See this article on the Syrian situation. Without re-reading the post, I can tell you what stuck with me: Although Syria presents itself as something of a secular state, all Syrians together, and all Arabs too, there is a great fear of other "sects" resulting in a willingness to believe the worst of them. Many Syrians fervently want to believe that they are and can be all Syrians together, but do they dare lower their defenses? The well-documented fear of instability is easily justified by reference to what happened in Lebanon and Iraq when a long-standing modus operandi or religious truce broke down, and various parties grabbed for power out of greed or self-righteousness or perhaps mostly insecurity.

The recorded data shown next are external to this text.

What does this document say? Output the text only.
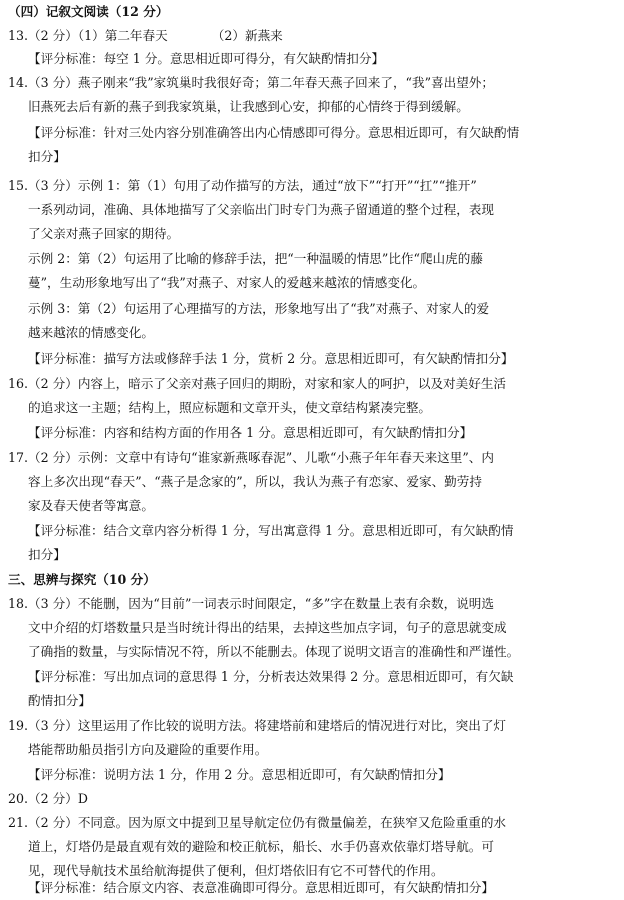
（四）记叙文阅读（12 分）
13.（2 分）（1）第二年春天　　　　（2）新燕来
【评分标准：每空 1 分。意思相近即可得分，有欠缺酌情扣分】
14.（3 分）燕子刚来“我”家筑巢时我很好奇；第二年春天燕子回来了，“我”喜出望外；
旧燕死去后有新的燕子到我家筑巢，让我感到心安，抑郁的心情终于得到缓解。
【评分标准：针对三处内容分别准确答出内心情感即可得分。意思相近即可，有欠缺酌情
扣分】
15.（3 分）示例 1：第（1）句用了动作描写的方法，通过“放下”“打开”“扛”“推开”
一系列动词，准确、具体地描写了父亲临出门时专门为燕子留通道的整个过程，表现
了父亲对燕子回家的期待。
示例 2：第（2）句运用了比喻的修辞手法，把“一种温暖的情思”比作“爬山虎的藤
蔓”，生动形象地写出了“我”对燕子、对家人的爱越来越浓的情感变化。
示例 3：第（2）句运用了心理描写的方法，形象地写出了“我”对燕子、对家人的爱
越来越浓的情感变化。
【评分标准：描写方法或修辞手法 1 分，赏析 2 分。意思相近即可，有欠缺酌情扣分】
16.（2 分）内容上，暗示了父亲对燕子回归的期盼，对家和家人的呵护，以及对美好生活
的追求这一主题；结构上，照应标题和文章开头，使文章结构紧凑完整。
【评分标准：内容和结构方面的作用各 1 分。意思相近即可，有欠缺酌情扣分】
17.（2 分）示例：文章中有诗句“谁家新燕啄春泥”、儿歌“小燕子年年春天来这里”、内
容上多次出现“春天”、“燕子是念家的”，所以，我认为燕子有恋家、爱家、勤劳持
家及春天使者等寓意。
【评分标准：结合文章内容分析得 1 分，写出寓意得 1 分。意思相近即可，有欠缺酌情
扣分】
三、思辨与探究（10 分）
18.（3 分）不能删，因为“目前”一词表示时间限定，“多”字在数量上表有余数，说明选
文中介绍的灯塔数量只是当时统计得出的结果，去掉这些加点字词，句子的意思就变成
了确指的数量，与实际情况不符，所以不能删去。体现了说明文语言的准确性和严谨性。
【评分标准：写出加点词的意思得 1 分，分析表达效果得 2 分。意思相近即可，有欠缺
酌情扣分】
19.（3 分）这里运用了作比较的说明方法。将建塔前和建塔后的情况进行对比，突出了灯
塔能帮助船员指引方向及避险的重要作用。
【评分标准：说明方法 1 分，作用 2 分。意思相近即可，有欠缺酌情扣分】
20.（2 分）D
21.（2 分）不同意。因为原文中提到卫星导航定位仍有微量偏差，在狭窄又危险重重的水
道上，灯塔仍是最直观有效的避险和校正航标，船长、水手仍喜欢依靠灯塔导航。可
见，现代导航技术虽给航海提供了便利，但灯塔依旧有它不可替代的作用。
【评分标准：结合原文内容、表意准确即可得分。意思相近即可，有欠缺酌情扣分】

And of course that fear of instability comes close to being a self-fulfilling prophecy.
(And the other thing that stuck with me from recent reading about Syria is the fear and loathing that so many have for the idea of an Islamic Republic; as logically follows.)
Well, I knew about many of these internal religious divisions, but hearing people discussing it NOW, and urgently, has made a big impact on my effective understanding of the "Muslim Middle East," to wit, I now think a lot, in the front of my mind about the fact that however important Islam has been in the Middle East since the 7th century, and however sweeping the claims various Muslims have made, and whatever wishes for an Islamic society have been wished, it's always been at least this divided. The divisions haven't always been active, but like so many fault lines in an earthquake-prone region, they've been there.
Think about the religious history of the United States, as another instance. So many people think it can or should be summed up in a phrase. How wrong they are.
So what does this have to do with the Crusade era, which I will again be teaching in the fall? I will have to think about something that Christopher Tyerman has said in a couple of places -- that the rulers and political and military actors "on both sides" were immigrants or recent descendants of such. And if religious justifications for their actions and regimes were important (if not always appealed to), it is just wrong, wrong, wrong to attempt to explain the developments of the era merely by casting it as two religiously homogenous societies battling it out. Even if that was the way some contemporaries, and influential ones at that, visualized reality.
It will be a challenge to strike the right balance.
Image: The Assad family, late 20th century -- Syria's most famous Alawis, a term you should look up.